Bei der Planung ist auch zu berücksichtigen, ob in der Notfallsituation ggf. verschiedene Aufgaben von mehreren Personen gleichzeitig durchgeführt werden sollen. Ist dies der Fall, müssen die Arbeitsanweisungen mindestens in entsprechender Anzahl vorhanden sein. Weiterhin ist zu prüfen, ob einzelne Handlungsschritte an entfernten Orten durchgeführt werden müssen, auch dort sollten dann Anweisungen vorhanden sein, bzw. die entsprechenden Seiten als "Mitnahmeexemplar" gestaltet werden. Sollen Hilfsmittel, Komponenten oder Anlagenteile verwendet werden, die nicht täglich gebraucht werden, sind Abbildungen in den Anweisungen eine geeignete Gedächtnisstütze für die Handelnden.
Als absolut notwendig hat sich das Vorhalten von aktuellen Telefonlisten, Melde- und Alarmierungslisten erwiesen (s. Anhang 1, Anlage 6).

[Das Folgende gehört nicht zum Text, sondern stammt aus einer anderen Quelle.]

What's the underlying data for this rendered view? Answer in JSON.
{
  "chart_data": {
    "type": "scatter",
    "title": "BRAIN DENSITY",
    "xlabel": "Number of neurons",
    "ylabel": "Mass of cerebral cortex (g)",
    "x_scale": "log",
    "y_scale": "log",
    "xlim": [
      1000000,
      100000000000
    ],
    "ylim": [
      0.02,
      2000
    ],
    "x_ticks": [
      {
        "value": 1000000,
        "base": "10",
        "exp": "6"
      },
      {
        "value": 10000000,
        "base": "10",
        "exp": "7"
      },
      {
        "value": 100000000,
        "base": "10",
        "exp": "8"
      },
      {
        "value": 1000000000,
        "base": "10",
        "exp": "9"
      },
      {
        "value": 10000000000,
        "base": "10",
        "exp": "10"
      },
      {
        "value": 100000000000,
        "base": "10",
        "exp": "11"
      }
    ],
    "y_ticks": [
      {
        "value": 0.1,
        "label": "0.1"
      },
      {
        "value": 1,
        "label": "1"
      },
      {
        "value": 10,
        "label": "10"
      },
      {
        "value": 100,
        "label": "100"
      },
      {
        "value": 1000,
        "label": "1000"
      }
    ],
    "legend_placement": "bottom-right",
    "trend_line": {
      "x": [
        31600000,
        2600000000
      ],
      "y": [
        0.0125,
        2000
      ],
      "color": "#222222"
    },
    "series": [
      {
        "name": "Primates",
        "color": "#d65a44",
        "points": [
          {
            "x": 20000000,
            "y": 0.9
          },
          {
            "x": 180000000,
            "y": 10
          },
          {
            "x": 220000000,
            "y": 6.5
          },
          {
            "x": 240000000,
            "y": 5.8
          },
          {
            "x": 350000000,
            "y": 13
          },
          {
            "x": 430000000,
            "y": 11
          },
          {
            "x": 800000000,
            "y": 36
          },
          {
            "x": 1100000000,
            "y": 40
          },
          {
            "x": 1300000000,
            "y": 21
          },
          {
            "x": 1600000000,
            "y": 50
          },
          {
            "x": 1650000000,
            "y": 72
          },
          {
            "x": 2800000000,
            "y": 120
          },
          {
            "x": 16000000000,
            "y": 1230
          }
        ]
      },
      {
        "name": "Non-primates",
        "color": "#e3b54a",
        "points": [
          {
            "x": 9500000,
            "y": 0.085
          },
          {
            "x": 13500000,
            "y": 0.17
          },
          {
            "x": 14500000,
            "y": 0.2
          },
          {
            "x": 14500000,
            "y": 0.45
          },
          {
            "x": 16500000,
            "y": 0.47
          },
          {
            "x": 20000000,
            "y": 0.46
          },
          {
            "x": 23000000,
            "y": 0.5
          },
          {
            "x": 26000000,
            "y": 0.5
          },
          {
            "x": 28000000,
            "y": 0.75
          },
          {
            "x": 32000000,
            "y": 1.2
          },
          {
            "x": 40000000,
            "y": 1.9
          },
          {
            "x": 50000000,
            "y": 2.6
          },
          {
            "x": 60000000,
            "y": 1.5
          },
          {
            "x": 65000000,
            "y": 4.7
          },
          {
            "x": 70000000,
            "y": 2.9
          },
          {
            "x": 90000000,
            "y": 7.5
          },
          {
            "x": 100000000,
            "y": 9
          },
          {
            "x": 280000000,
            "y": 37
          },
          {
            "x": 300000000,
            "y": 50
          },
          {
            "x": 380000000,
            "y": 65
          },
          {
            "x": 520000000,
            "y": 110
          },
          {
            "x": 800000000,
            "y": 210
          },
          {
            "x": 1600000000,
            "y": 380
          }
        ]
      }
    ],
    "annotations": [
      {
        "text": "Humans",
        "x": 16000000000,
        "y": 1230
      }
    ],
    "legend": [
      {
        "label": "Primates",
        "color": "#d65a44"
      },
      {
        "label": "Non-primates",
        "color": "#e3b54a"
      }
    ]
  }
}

6.3 Notfallmanagement Technische Einsatzleitung, Krisenstab
Im Folgenden werden verschiedene Aspekte und Besonderheiten der Notfallorganisation anhand von Beispielen aus größeren chemischen Betrieben beschrieben.
Für KMU gelten aber entsprechende Anforderungen und sollten in angemessener Weise umgesetzt werden. So erscheint es z.B. als gute Praxis, dass Betriebe, die nicht über entsprechende eigene Ressourcen verfügen, sich mit den entsprechenden externen Kräften (z.B. Behörden, Feuerwehren, Katastrophenschutzbehörden, usw.) zusammensetzen und für eventuelle Notfälle ein gemeinsames Vorgehen im Sinne des hier beschriebenen vereinbaren (siehe auch VCI-Leitfaden [31], Musterkonzept für die Notfallplanung, LANUV NRW [32]).
Strukturelle Aspekte
Zur Umsetzung der entsprechenden gesetzlichen Regelungen (u.a. StörfallV) und zur Vorbereitung auf eventuelle Notfallsituationen wird empfohlen, folgenden Aufgaben spezifisch benannten Stellen in der Organisation zuzuweisen, präventiv zu üben und zu überprüfen. Diese sollten auch im Rahmen eines Notfallmanagements dokumentiert und im Ereignisfall abgearbeitet werden:
Dazu sind auf betrieblicher und behördlicher Seite Organisationseinheiten (Stäbe) einzurichten. Sie setzen sich i.d.R. aus einer operativen ("technischen") Einsatzleitung (TEL) und einem administrativorganisatorischen Stab (Krisenstab) zusammen. Diese Stäbe sind eine besondere Organisationsform, die keine ständigen Einrichtungen sind und ereignisabhängig für einen begrenzten Zeitraum nach einem vorbestimmten Organisationsplan gebildet und besetzt werden.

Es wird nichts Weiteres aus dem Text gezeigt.